DNA as a measure of brain complexity [WAS Re: ESSAY: Program length, Omega and Friendliness]

From: Richard Loosemore (rpwl@lightlink.com)
Date: Thu Feb 23 2006 - 06:22:44 MST


When Kennedy gave his famous speech at Rice University about going to
the Moon, the speech, as well as the other things he said to his
subordinates on the subject in the next few months, could probably have
been contained in some 30K bits. Maybe? Ballpark, anyhow.

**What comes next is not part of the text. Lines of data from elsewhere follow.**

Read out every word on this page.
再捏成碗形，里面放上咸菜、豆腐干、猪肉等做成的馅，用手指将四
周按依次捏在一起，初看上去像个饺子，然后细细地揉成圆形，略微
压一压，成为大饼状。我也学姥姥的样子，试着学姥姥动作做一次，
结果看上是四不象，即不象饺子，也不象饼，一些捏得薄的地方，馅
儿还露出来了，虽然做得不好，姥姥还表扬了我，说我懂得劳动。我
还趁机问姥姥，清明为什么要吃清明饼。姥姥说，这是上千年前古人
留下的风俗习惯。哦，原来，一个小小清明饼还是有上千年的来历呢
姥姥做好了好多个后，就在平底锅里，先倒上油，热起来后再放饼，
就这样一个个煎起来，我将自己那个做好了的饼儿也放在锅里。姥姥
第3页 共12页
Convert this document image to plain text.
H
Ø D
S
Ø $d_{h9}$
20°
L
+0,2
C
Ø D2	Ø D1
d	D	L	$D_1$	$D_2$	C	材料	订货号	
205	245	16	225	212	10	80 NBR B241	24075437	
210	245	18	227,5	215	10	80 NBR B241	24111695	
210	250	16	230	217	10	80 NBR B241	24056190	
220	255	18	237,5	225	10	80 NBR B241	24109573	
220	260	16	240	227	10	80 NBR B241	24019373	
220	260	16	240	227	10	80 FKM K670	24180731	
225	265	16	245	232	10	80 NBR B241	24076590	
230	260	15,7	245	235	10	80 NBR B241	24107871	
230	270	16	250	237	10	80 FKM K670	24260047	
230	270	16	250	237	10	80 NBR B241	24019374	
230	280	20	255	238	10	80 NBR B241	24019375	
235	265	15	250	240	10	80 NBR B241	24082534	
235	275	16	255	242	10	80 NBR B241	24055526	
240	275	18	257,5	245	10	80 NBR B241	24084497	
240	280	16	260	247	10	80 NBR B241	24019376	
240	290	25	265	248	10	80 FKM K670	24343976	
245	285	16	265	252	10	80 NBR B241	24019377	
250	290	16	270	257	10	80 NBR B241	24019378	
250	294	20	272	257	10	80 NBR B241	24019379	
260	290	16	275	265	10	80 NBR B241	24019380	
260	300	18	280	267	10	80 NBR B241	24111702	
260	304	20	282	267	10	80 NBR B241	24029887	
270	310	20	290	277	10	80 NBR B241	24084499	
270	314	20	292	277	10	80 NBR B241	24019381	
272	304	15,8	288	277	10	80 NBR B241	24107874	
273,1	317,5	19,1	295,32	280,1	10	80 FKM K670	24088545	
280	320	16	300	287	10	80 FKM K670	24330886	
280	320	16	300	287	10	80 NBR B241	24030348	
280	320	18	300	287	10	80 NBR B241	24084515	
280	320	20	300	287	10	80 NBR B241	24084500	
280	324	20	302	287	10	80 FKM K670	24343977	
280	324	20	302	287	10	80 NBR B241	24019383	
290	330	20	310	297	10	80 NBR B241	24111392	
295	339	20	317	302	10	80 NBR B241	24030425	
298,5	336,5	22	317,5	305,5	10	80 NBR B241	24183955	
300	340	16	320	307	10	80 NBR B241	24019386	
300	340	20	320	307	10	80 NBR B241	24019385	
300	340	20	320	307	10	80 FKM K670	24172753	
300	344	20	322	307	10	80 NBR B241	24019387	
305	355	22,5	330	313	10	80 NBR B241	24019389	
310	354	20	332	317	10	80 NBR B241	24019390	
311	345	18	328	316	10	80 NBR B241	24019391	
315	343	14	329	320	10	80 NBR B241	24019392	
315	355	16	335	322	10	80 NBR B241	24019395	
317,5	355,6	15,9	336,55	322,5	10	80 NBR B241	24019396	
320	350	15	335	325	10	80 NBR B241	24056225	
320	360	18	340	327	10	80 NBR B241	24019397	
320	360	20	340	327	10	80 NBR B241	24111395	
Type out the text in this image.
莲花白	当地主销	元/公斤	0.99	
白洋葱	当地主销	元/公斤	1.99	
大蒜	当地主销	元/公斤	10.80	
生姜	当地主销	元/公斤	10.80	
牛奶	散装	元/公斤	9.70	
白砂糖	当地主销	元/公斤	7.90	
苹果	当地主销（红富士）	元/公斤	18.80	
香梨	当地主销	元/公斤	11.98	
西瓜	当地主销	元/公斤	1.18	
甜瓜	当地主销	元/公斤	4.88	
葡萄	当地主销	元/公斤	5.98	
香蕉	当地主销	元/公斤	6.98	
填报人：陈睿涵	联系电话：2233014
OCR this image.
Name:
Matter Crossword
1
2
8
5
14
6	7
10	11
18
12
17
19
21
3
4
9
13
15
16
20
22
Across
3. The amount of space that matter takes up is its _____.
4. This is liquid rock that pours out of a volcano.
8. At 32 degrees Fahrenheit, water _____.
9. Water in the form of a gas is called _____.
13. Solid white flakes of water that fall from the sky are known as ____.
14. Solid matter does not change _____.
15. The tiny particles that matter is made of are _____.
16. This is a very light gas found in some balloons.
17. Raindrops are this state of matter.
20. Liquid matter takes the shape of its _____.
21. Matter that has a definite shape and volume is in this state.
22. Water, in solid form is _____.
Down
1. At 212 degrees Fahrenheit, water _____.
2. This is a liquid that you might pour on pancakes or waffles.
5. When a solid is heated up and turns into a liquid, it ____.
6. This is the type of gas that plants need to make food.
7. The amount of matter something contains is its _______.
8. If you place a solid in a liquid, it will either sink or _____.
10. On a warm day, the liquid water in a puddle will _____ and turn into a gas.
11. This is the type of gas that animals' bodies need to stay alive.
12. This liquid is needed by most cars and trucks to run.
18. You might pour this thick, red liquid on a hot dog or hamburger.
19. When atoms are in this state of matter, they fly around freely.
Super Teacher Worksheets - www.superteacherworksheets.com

But when this small packet of information was launched into the society
that was America, it triggered some massive shifts of resources that
eventually resulted in a series of Apollo spacecraft landing on the Moon.

It tells us almost nothing about the Apollo space programme to speculate
on how many bits were in JFK's utterances.

Ditto for the amount of information in the DNA that triggers the
development of a brain.

Richard Loosemore.

Eliezer S. Yudkowsky wrote:
> Mikko Särelä wrote:
>> On Wed, 22 Feb 2006, Keith Henson wrote:
>>
>>> If you consider natural intelligence, it can't be all that
>>> complicated. Genes particularly involved with the brain are some
>>> fraction of the 30k or so known. Between genes and fMRI, research is
>>> moving right along.
>>
>> I wish to remind that the 30k (20k-25k according to Wikipedia
>> http://en.wikipedia.org/wiki/Human_genome) is the number of genes that
>> encode proteins. In addition there are portions in the DNA that code
>> RNA and some portions that may have additional functionality not yet
>> understood.
>>
>> "Comparative genomics studies of mammalian genomes suggest that
>> approximately 5% of the human genome has been conserved by evolution
>> since the divergence of those species approximately 200 million years
>> ago, containing the vast majority of genes and regulatory sequences.
>> Intriguingly, since genes and known regulatory sequences probably
>> comprise less than 2% of the genome, this suggests that there may be
>> more unknown functional sequence than known functional sequence. A
>> smaller, but large, fraction of human genes seem to be shared among
>> most known vertebrates."
>
> Still a far cry from exhausting the RAM of a modern PC.